Выбрать главу

Мне стало жалко этого человека, ссутулившегося и втянувшего плечи от холода. И вдруг меня охватил необъяснимый ужас. Я огляделся и увидел, что то же самое испытывают Алфимов и все окружающие. Фокусник же поднял руку и… провалился. Да, именно провалился! И если бы я не знал, что под тонким слоем снега находится вымощенная булыжником дорога, я бы решил, что он утонул в сугробе…
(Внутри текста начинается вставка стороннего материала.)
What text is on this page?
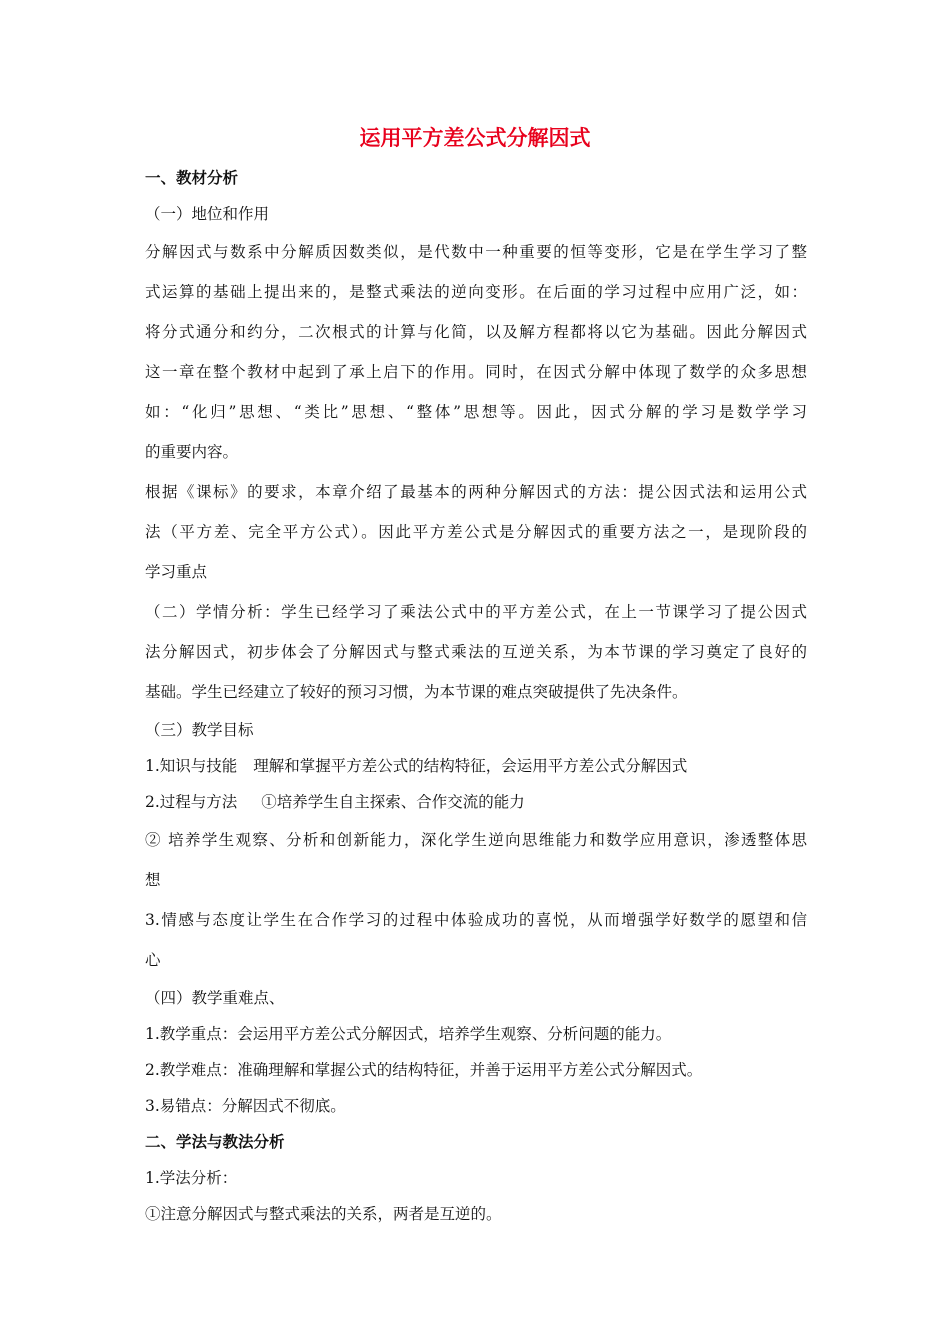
运用平方差公式分解因式

一、教材分析

（一）地位和作用

分解因式与数系中分解质因数类似，是代数中一种重要的恒等变形，它是在学生学习了整

式运算的基础上提出来的，是整式乘法的逆向变形。在后面的学习过程中应用广泛，如：

将分式通分和约分，二次根式的计算与化简，以及解方程都将以它为基础。因此分解因式

这一章在整个教材中起到了承上启下的作用。同时，在因式分解中体现了数学的众多思想

如：“化归”思想、“类比”思想、“整体”思想等。因此，因式分解的学习是数学学习

的重要内容。

根据《课标》的要求，本章介绍了最基本的两种分解因式的方法：提公因式法和运用公式

法（平方差、完全平方公式）。因此平方差公式是分解因式的重要方法之一，是现阶段的

学习重点

（二）学情分析：学生已经学习了乘法公式中的平方差公式，在上一节课学习了提公因式

法分解因式，初步体会了分解因式与整式乘法的互逆关系，为本节课的学习奠定了良好的

基础。学生已经建立了较好的预习习惯，为本节课的难点突破提供了先决条件。

（三）教学目标

1.知识与技能 理解和掌握平方差公式的结构特征，会运用平方差公式分解因式

2.过程与方法 ①培养学生自主探索、合作交流的能力

② 培养学生观察、分析和创新能力，深化学生逆向思维能力和数学应用意识，渗透整体思

想

3.情感与态度让学生在合作学习的过程中体验成功的喜悦，从而增强学好数学的愿望和信

心

（四）教学重难点、

1.教学重点：会运用平方差公式分解因式，培养学生观察、分析问题的能力。

2.教学难点：准确理解和掌握公式的结构特征，并善于运用平方差公式分解因式。

3.易错点：分解因式不彻底。

二、学法与教法分析

1.学法分析：

①注意分解因式与整式乘法的关系，两者是互逆的。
Итак, вся эта жуткая история завершилась так же внезапно, как и началась. О Фокуснике напоминала лишь шинель, оставшаяся лежать на снегу, который опять был чист, словно раскинутый в тюремном дворе белый гигантский платок. Что произошло с ним, где он оказался и какую цену ему пришлось заплатить Ловцам Желаний — все это он унес с собой. Нам же всем еще предстояло почтить память жертв последних событий и постараться как можно скорее забыть о случившемся, ибо осознанию это все не подлежало…

* * *

Закончив писать, Капустин бросил карандаш на стол и энергично потер руки. Глаза его излучали неподдельный восторг.

— Нет, ну ты подумай! — воскликнул он. — Нет, ну надо же! — Писатель не находил слов, чтобы высказать свои впечатления от услышанного.
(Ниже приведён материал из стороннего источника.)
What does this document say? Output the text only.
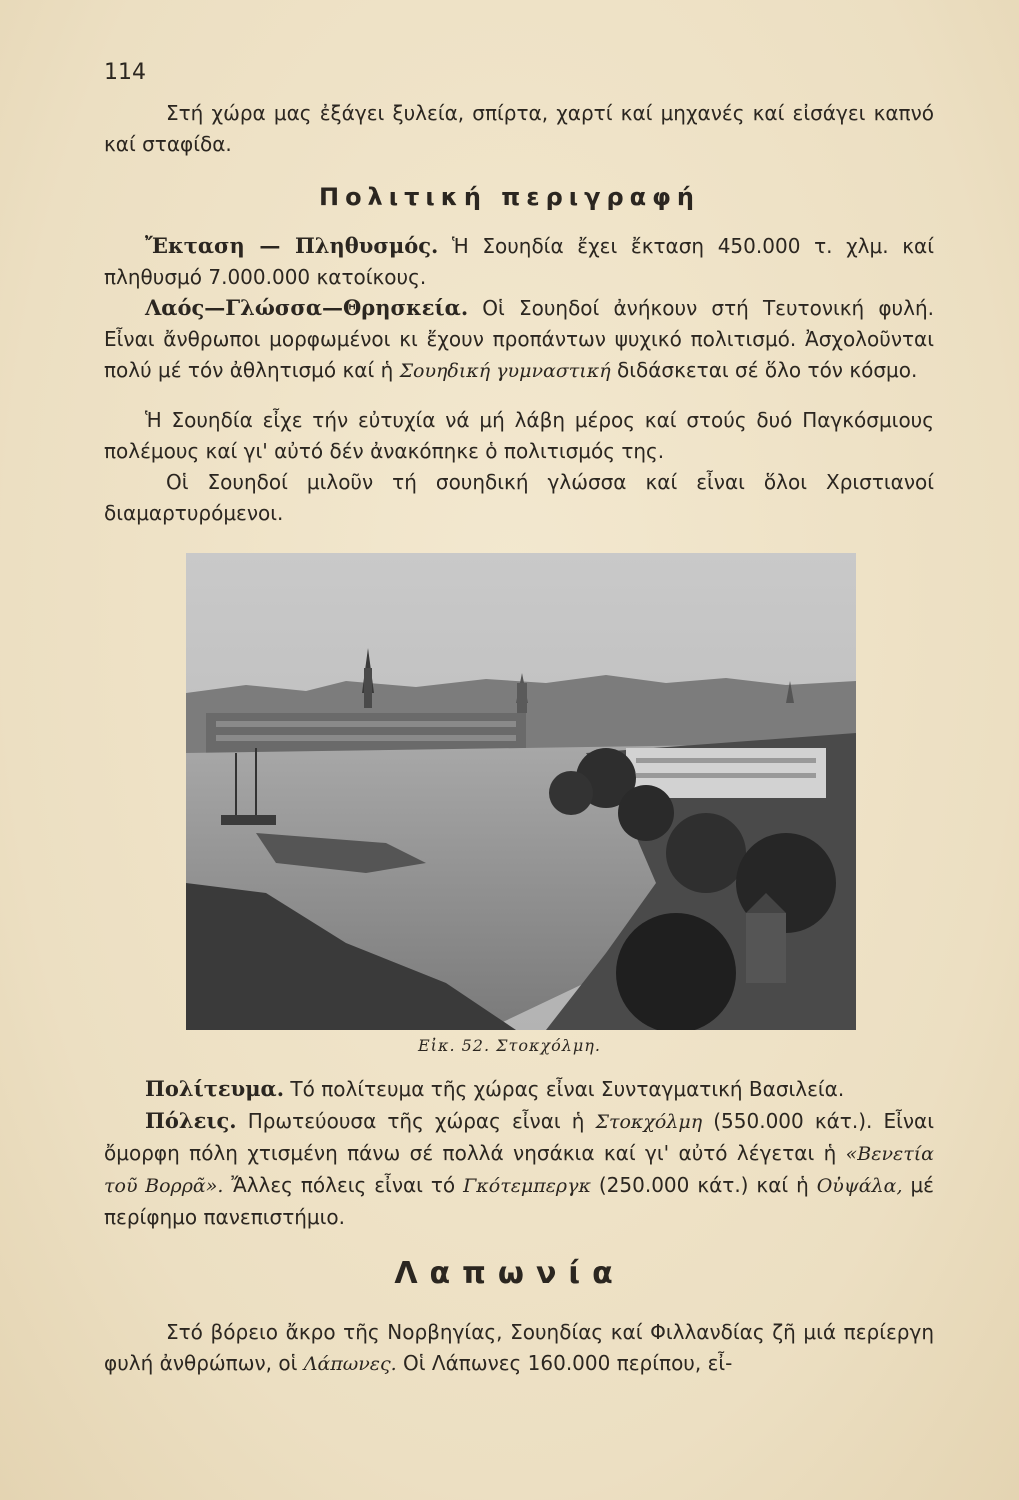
114

Στή χώρα μας ἐξάγει ξυλεία, σπίρτα, χαρτί καί μηχανές καί εἰσάγει καπνό καί σταφίδα.

Πολιτική περιγραφή

Ἔκταση — Πληθυσμός. Ἡ Σουηδία ἔχει ἔκταση 450.000 τ. χλμ. καί πληθυσμό 7.000.000 κατοίκους.

Λαός—Γλώσσα—Θρησκεία. Οἱ Σουηδοί ἀνήκουν στή Τευτονική φυλή. Εἶναι ἄνθρωποι μορφωμένοι κι ἔχουν προπάντων ψυχικό πολιτισμό. Ἀσχολοῦνται πολύ μέ τόν ἀθλητισμό καί ἡ Σουηδική γυμναστική διδάσκεται σέ ὅλο τόν κόσμο.

Ἡ Σουηδία εἶχε τήν εὐτυχία νά μή λάβη μέρος καί στούς δυό Παγκόσμιους πολέμους καί γι' αὐτό δέν ἀνακόπηκε ὁ πολιτισμός της.

Οἱ Σουηδοί μιλοῦν τή σουηδική γλώσσα καί εἶναι ὅλοι Χριστιανοί διαμαρτυρόμενοι.

Εἰκ. 52. Στοκχόλμη.

Πολίτευμα. Τό πολίτευμα τῆς χώρας εἶναι Συνταγματική Βασιλεία.

Πόλεις. Πρωτεύουσα τῆς χώρας εἶναι ἡ Στοκχόλμη (550.000 κάτ.). Εἶναι ὄμορφη πόλη χτισμένη πάνω σέ πολλά νησάκια καί γι' αὐτό λέγεται ἡ «Βενετία τοῦ Βορρᾶ». Ἄλλες πόλεις εἶναι τό Γκότεμπεργκ (250.000 κάτ.) καί ἡ Οὐψάλα, μέ περίφημο πανεπιστήμιο.

Λαπωνία

Στό βόρειο ἄκρο τῆς Νορβηγίας, Σουηδίας καί Φιλλανδίας ζῆ μιά περίεργη φυλή ἀνθρώπων, οἱ Λάπωνες. Οἱ Λάπωνες 160.000 περίπου, εἶ-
Елизавета же, напротив, совсем не разделяла восторгов мужа. Ее лицо в определенный момент моего повествования сделалось мрачным, и она все время жалась к Капустину, едва заметно озираясь по сторонам.
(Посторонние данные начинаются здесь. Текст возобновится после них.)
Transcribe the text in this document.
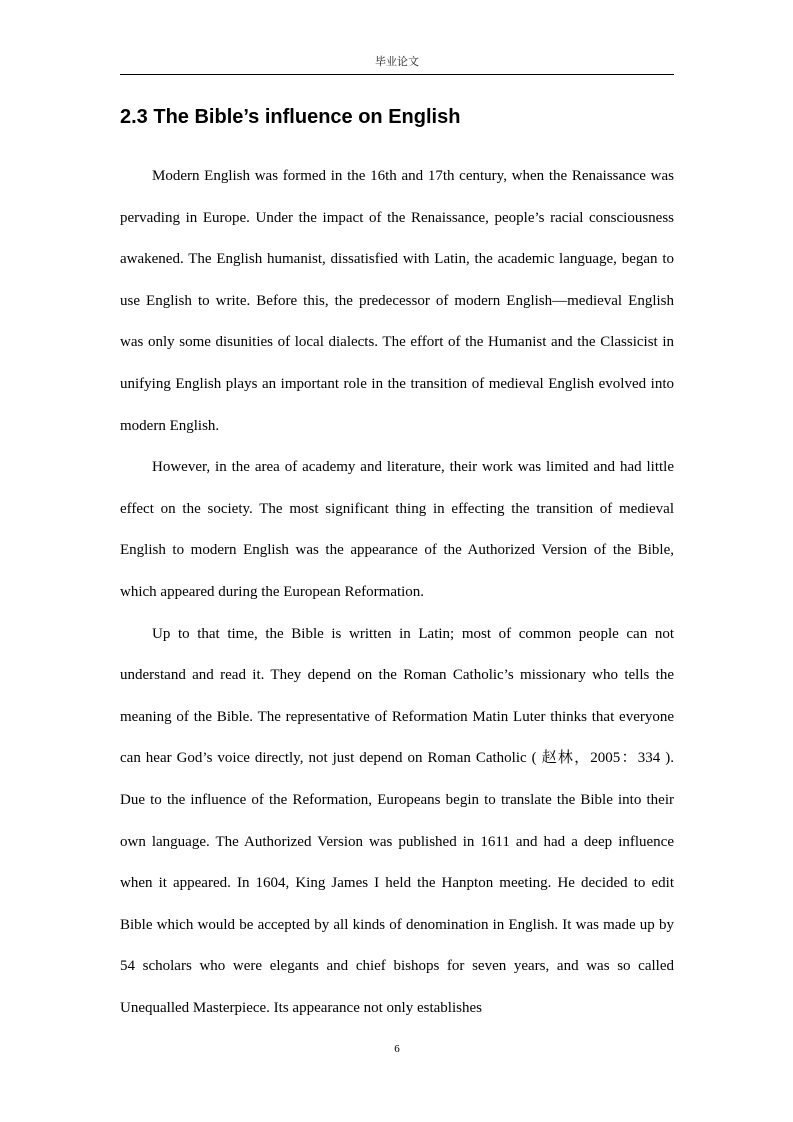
毕业论文
2.3 The Bible’s influence on English

Modern English was formed in the 16th and 17th century, when the Renaissance was pervading in Europe. Under the impact of the Renaissance, people’s racial consciousness awakened. The English humanist, dissatisfied with Latin, the academic language, began to use English to write. Before this, the predecessor of modern English—medieval English was only some disunities of local dialects. The effort of the Humanist and the Classicist in unifying English plays an important role in the transition of medieval English evolved into modern English.

However, in the area of academy and literature, their work was limited and had little effect on the society. The most significant thing in effecting the transition of medieval English to modern English was the appearance of the Authorized Version of the Bible, which appeared during the European Reformation.

Up to that time, the Bible is written in Latin; most of common people can not understand and read it. They depend on the Roman Catholic’s missionary who tells the meaning of the Bible. The representative of Reformation Matin Luter thinks that everyone can hear God’s voice directly, not just depend on Roman Catholic ( 赵林，2005：334 ). Due to the influence of the Reformation, Europeans begin to translate the Bible into their own language. The Authorized Version was published in 1611 and had a deep influence when it appeared. In 1604, King James I held the Hanpton meeting. He decided to edit Bible which would be accepted by all kinds of denomination in English. It was made up by 54 scholars who were elegants and chief bishops for seven years, and was so called Unequalled Masterpiece. Its appearance not only establishes

6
— Это все на самом деле происходило здесь? — тихо спросила она, когда ее муж наконец успокоился.

— Можете не сомневаться, если, конечно, слова старика, побывавшего в клинике для душевнобольных, имеют для вас какую-либо ценность, — ответил я.

— Вы даже и не представляете себе — какую! — вмешался Капустин. — Как жаль, что крепость больше не используется по назначению! Я бы мог поработать здесь кем-нибудь некоторое время. Здесь же неиссякаемый источник чего-то непостижимого, в этих Зеленых Камнях! Я бы черпал из него, пока бумага успевала бы отражать мое вдохновение. Например, сидя в канцелярии, изучал бы обстоятельства дел всех арестантов. Одних только этих материалов хватило бы не на одну книгу…

— Либо вы бы могли посидеть в заключении, — съязвил я.

— А почему бы и нет! — подхватил Капустин. — Столько времени можно было бы посвятить творчеству. Я бы действительно мог посидеть какое-то время в одной из камер. В той, например, где коротал свой срок Фокусник… Я придумал, чем мы сейчас займемся! — неожиданно воскликнул писатель, и в его глазах блеснули искорки азарта.

Еще не зная, что он придумал, я уже догадался, что эта его идея наверняка не понравится Елизавете.

— Мы немедля посетим все камеры, в которых происходила эта история с треугольниками. Немедля! — Капустин вскочил на ноги.

Я было хотел заверить писателя, что ничего интересного он там не увидит, но в этот момент раздался тихий и какой-то надрывный голос его жены:

— Жорж, я тебя умоляю отказаться от этой затеи. Пожалуйста, Жорж, — она взяла его за руку, словно пытаясь удержать.

Писатель какое-то время обводил нас взглядом, в котором читалось искреннее непонимание возникших возражений против его гениальной задумки. Затем он сел на место и поцеловал руку Елизаветы, которой она все еще продолжала его удерживать.

— Ну, как пожелаете, — без оттенка какой-либо обиды произнес он.

«Не знаю, как насчет любви, но то, что Капустин уважает свою супругу — это точно», — подумал я тогда, а вслух произнес:

— Пора бы нам уже и в город возвращаться — вот и смеркаться стало…

— Да вы что, Яков Михайлович? — Капустин снова оказался на ногах. — Настойчиво умоляю вас продолжать. Да чего там, мы просто требуем хотя бы еще одной истории!

— Я не уверен… — замялся я и взглянул на Елизавету.

— Все в порядке, — ободряюще кивнула она и заставила себя улыбнуться. — Просто выдуманные истории, доктор, это одно, а узнать о невероятных событиях и оказаться в том самом месте, где они на самом деле происходили, это, знаете ли, впечатляет. Лучше даже сказать — потрясает.

Она больше не использовала в речи своих излюбленных словечек, и если поначалу она показалась мне взбалмошной особой, помешанной на оккультизме, то теперь я так не думал. Напротив, я поймал себя на мысли, что стал испытывать симпатию к этой женщине.